Wow, you guys are great. 
Between Jack, Ethan, Bruce, and Bryan I feel all warm and fuzzy inside.
Bryan, The OB's are sounding better than the last time you heard them. 

Thanks guys!
Bob


----------



## basementjack (Sep 18, 2006)

Hey Bob, I looked at those pictures, and just based on experience it looks like you should have a pretty decent sounding room on your hands.

I agree with ethan, in that an acoustic model of your room won't reveal as much as an actual measurement, and I think for some reason when we started this discussion I must have been thinking this was an unfinished space.

rew is not too hard to use, especially with the latest version...
I'm sure once you see Bryan use it- you'll be able to pick up on it.

Not sure if Bryan has demo panels lying around- but it would sure be cool to be able to measure your room before and after treatment - even he takes the panels home with him.

as far as purchasing - REW is free, but you do need a sound card and a microphone.

Your soundcard needs a line in.
if you have a radioshack SPL meter, you can use it as the mic.

So you may already have everything you need...


----------



## Bob in St. Louis (Oct 21, 2006)

Thanks for the complement Jack. Being a sonic "no-nothing", I tried to build the room (ceiling mainly) with sound waves in mind. Kind of like, "If I was a wave, how would I react to this ceiling?" That's why it's so oddly shaped with all the angles. I tried to break it up as much as possible.

I've got a digital RS SPL meter. Also the receiver I've got came with it's own mic too (with a VERY long cord:bigsmile: ), that plugs into the face of the receiver for doing it's own version of "Auto EQ"/In-Room-Measurements". Someone told me that it wasn't designed/programmed for dipole bass, and that maybe throwing it off....:dontknow: 
I'll have to check my soundcard for an input. I would think any modern PC would have a mic input because of the voice "stuff" you can do with various software nowadays. The PC came with a voice mic, I've just never had a need for it. I would think it was designed to plug into the sound card, but I'm not sure.
(And no.... I'm not thinking of using the PC's factory mic to do room measurements):rofl: 

Bob


----------



## Ethan Winer (Jul 21, 2006)

Bob,

> "Now what". Do I buy a BFD and adjust the drivers, or do I treat the room. <

Treat the room! EQ is a last resort, used only if you've put in as much treatment as you can stand to look at and you still have a problem. A problem that EQ can help with, that is. EQ will not help with early reflections, nor above the subwoofer range.

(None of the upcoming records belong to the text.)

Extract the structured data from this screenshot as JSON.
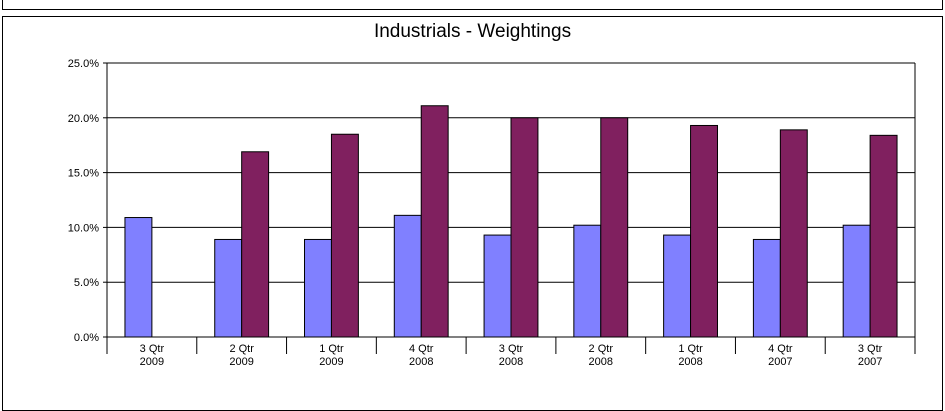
{
  "chart_data": {
    "type": "bar",
    "title": "Industrials  -  Weightings",
    "categories": [
      [
        "3 Qtr",
        "2009"
      ],
      [
        "2 Qtr",
        "2009"
      ],
      [
        "1 Qtr",
        "2009"
      ],
      [
        "4 Qtr",
        "2008"
      ],
      [
        "3 Qtr",
        "2008"
      ],
      [
        "2 Qtr",
        "2008"
      ],
      [
        "1 Qtr",
        "2008"
      ],
      [
        "4 Qtr",
        "2007"
      ],
      [
        "3 Qtr",
        "2007"
      ]
    ],
    "series": [
      {
        "color": "#8080ff",
        "values": [
          10.9,
          8.9,
          8.9,
          11.1,
          9.3,
          10.2,
          9.3,
          8.9,
          10.2
        ]
      },
      {
        "color": "#80205f",
        "values": [
          null,
          16.9,
          18.5,
          21.1,
          20.0,
          20.0,
          19.3,
          18.9,
          18.4
        ]
      }
    ],
    "ylim": [
      0,
      25
    ],
    "yticks": [
      "0.0%",
      "5.0%",
      "10.0%",
      "15.0%",
      "20.0%",
      "25.0%"
    ],
    "ytick_values": [
      0,
      5,
      10,
      15,
      20,
      25
    ],
    "grid": true,
    "legend": "none",
    "xlabel": "",
    "ylabel": ""
  }
}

> Between Jack, Ethan, Bruce, and Bryan I feel all warm and fuzzy inside. <

Yeah, well just wait until you receive our bill. :jump:

I kid!

--Ethan


----------



## Bob in St. Louis (Oct 21, 2006)

> Treat the room! EQ is a last resort, used only if you've put in as much treatment as you can stand to look at and you still have a problem. A problem that EQ can help with, that is. EQ will not help with early reflections, nor above the subwoofer range.

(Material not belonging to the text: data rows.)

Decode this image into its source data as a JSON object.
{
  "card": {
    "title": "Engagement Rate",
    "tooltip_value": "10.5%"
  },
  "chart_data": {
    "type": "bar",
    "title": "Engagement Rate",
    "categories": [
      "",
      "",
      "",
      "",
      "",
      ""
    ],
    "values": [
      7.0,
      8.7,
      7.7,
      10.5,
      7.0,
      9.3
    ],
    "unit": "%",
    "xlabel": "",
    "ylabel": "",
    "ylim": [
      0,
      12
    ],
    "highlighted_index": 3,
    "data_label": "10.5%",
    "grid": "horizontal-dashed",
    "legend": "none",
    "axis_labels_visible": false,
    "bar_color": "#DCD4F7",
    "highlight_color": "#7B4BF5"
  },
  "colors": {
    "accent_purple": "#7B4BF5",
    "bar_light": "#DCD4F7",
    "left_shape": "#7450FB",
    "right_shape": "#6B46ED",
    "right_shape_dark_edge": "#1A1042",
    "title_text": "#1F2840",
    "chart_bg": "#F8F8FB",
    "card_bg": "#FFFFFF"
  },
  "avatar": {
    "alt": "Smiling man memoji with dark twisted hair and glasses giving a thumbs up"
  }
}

Good points Ethan. I understand.



> Between Jack, Ethan, Bruce, and Bryan I feel all warm and fuzzy inside.
> Yeah, well just wait until you receive our bill. :jump:
> 
> I kid!


It's ok guys, no problem at all. I'm indepenantly wealthy. :spend: 

I kid too!

Bob :bigsmile:


----------



## Bob in St. Louis (Oct 21, 2006)

How about killing three of four birds with one stone?
I've been kicking around this idea for a few months:

http://www.audiocircle.com/circles/index.php?topic=37252.0
Regarding the Thuneau software. 

Very quick overview, it's a PC based software that measures FR of the entire systems output (room included) and you can adjust XO, phase, and EQ _ON THE FLY_. Literally.

Any thoughts?

Bob


----------



## bpape (Sep 14, 2006)

It'd be great - if you don't mind running all your signal through a PC. 

If you're running a SB for your source, there are Room EQ plugins that work with it on the Slim Devices SB forums. For other sources, I wouldn't run them back into a PC. A BFD just for the sub would be a much more friendly solution.

Bryan


----------



## Bob in St. Louis (Oct 21, 2006)

Hmm, decisions, decision, decisions....

Bryan, I'm not using a SB. Presently running MS MSE to the XBox360 as the 'extender'. Works pretty well.
I've thought about putting the PC in the rack system with the rest of the equipment in the hope that someday it'll be a HTPC. I was thinking this would be a step in the right direction. Although I'm unfamiliar with the capabilities of a SB (and the full capabilities of the Thuneau software for that matter) they both look pretty sharp to me.
As a newb to the whole FR/XO thing, I figure if I had the ability to quickly "undo" any wierd adjustment/settings I may have done, I'd be able to tweek easier and faster.:dontknow: 

Bob


----------



## Ethan Winer (Jul 21, 2006)

Bob,

> Very quick overview, it's a PC based software that measures FR of the entire systems output (room included) and you can adjust XO, phase, and EQ _ON THE FLY_. Literally. <

I looked at that site and I couldn't figure out what the point is supposed to be. Why would I want to adjust any of that at all, let alone in real time?

--Ethan


----------



## Bob in St. Louis (Oct 21, 2006)

Ethan Winer said:


> I looked at that site and I couldn't figure out what the point is supposed to be. Why would I want to adjust any of that at all, let alone in real time?


Really, I would think it'd be the ultimate in adjustability. Play a given tone at a given Hz/SPL and you could tweek it "at will", whenever your heart desires. All at your fingertips. I realise it add gobs of wiring, but I'm not one of the "K.I.S.S." type of guys who simply has a front end, tube amp, and speakers. 
I understand why it woudn't be someone's cup of tea, but I'm puzzled why a fellow wouldn't _want_ that.
What am I missing Ethan? :scratch: :huh: 

Bob


----------



## Ethan Winer (Jul 21, 2006)

Bob in St. Louis said:


> What am I missing Ethan? :scratch: :huh:Bob


What you're missing is that whatever adjustment you apply with EQ will be valid for only that one cubic inch location in the room. You can't even make the response the same for both ears at the same time. Having a lot of bass traps and other absorbers reduces the variation at different locations, but it's still there.

--Ethan


----------